Meskipun futuwwah tinggal cerita-cerita saja, dan orang-orang masa kini mengklaim sebagai pemiliknya tanpa menunjukkan bukti-bukti tindakan yang shahih, ada baiknya bila kita simak beberapa kisah apik yang terjadi dimasa silam sebagai pengetahuan. Sebuah riwayat mengatakan bahwa disaat akhli futuwwah sedang mengunjungi seorang laki-laki yang terkenal karena futuwwahnya. Laki-laki itu menyuruh pelayannya membawa tilam makanan, namun setelah ditunggu beberapa lama, pelayan itu tidak datang. Para tamu saling berpandangan seraya berkata, ‘Ini tidak benar dalam aturan futuwwah.’ Akhirnya, tidak lama kemudian pelayan itu pun muncul, laki-laki itu bertanya : ‘Mengapa begitu lama?’ Dijawab : ‘Ada seekor semut pada tilam itu. Tidaklah patut menurut futuwwah, membentangkan tilam untuk para tamu yang akhli futuwwah manakala ada semut diatasnya, sebaliknya, tidaklah benar pula mencampakkan semut dari kain tilam itu. Jadi saya menunggu sampai semut itu merayap meninggalkan tilam.’ Seorang tamu itu berkata : ‘Jika pelayannya saja mempunyai futuwwah yang begitu tinggi, bagaimana tuannya?’

Kisah, suatu ketika ada jemaah haji yang kehilangan uang, didekatnya ada seseorang, lalu ia memegang tangannya seraya berkata : ‘ Apakah engkau yang mencuri kantong uangku?’ orang itu bertanya : ‘Apa isi kantongmu?’ jemaah haji itu menjawab : ‘Uang sebanyak seribu dinar.’ Laki-laki itu lalu membawa kerumahnya dan memberinya uang seribu dinar. Jemaah haji itu akhirnya kembali ke penginapannya dan menemukan kantong uangnya yang dikiranya hilang. Lalu ia pun pergi menemui laki-laki tadi bermaksud mengembalikan uang yang telah diterimanya dan mengajukan permohonan maaf atas tuduhannya.

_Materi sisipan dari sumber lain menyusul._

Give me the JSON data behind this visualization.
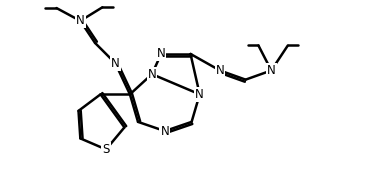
{
  "bg_color": "#ffffff",
  "atom_color": "#000000",
  "bond_color": "#000000",
  "bond_width": 1.8,
  "dbo": 0.06,
  "font_size": 8.5,
  "fig_width": 3.7,
  "fig_height": 1.85,
  "dpi": 100,
  "xlim": [
    0,
    10
  ],
  "ylim": [
    0,
    5
  ]
}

Laki-laki itu berkata : ‘Aku tidak pernah menerima kembali barang yang telah aku berikan.’ Jemaah haji itu bertanya kepada laki-laki itu : ‘Siapakah nama tuan pemilik futuwwah yang demikian tingginya?’ dijawab : ‘Ja’far ash-Shaddiq.’

Imam Ja’far ash-Shaddiq,ra., adalah cicit Rasulullah,saw., dan juga berdarah Abu Bakar ash Shaddiq,ra., lahir pada tahun 83 H. Semasa kecil diasuh oleh ayahnya yang bernama Imam Muhammad Baqir,ra., dan juga kakeknya, Imam Ali Zainal Abidin,ra. Beliau hidup pada masa Bani Umayah dan Bani Abbasiyah. Pada masa itu muncul doktrin-doktrin baru, yakni, muktazilah atau penganut faham qadariyah yang percaya bahwa manusia bebas menentukan pilihannya sendiri tanpa Tuhan mencampurinya, lalu doktrin jabariyah yang percaya bahwa manusia itu tidak mempunyai pilihan sama sekali, doktrin zandaqah, dan lain-lain. Oleh karenanya, sungguh sangat hebat tekanan kehidupannya, karena disamping harus berhadapan dengan penguasa bani Umayah, kemudian bani Abbasiyah, juga berhadapan dengan pengikut doktrin-doktrin yang baru tadi. Imam Jafar ash Shaddiq,ra., syahid diracun oleh Manshur penguasa dari bani Abbasiyah. Makamnya berada di komplek pemakaman Baqi di Madinah berdampingan dengan pusara ayahnya, Imam Muhammad Baqir,ra., dan pusara kakeknya, Imam Ali Zainal Abidin,ra. Kakek, ayah dan beliau sendiri adalah para akhli silsilah Qodiriyah, dan beliau juga akhli silsilah Naqsyabandiyah.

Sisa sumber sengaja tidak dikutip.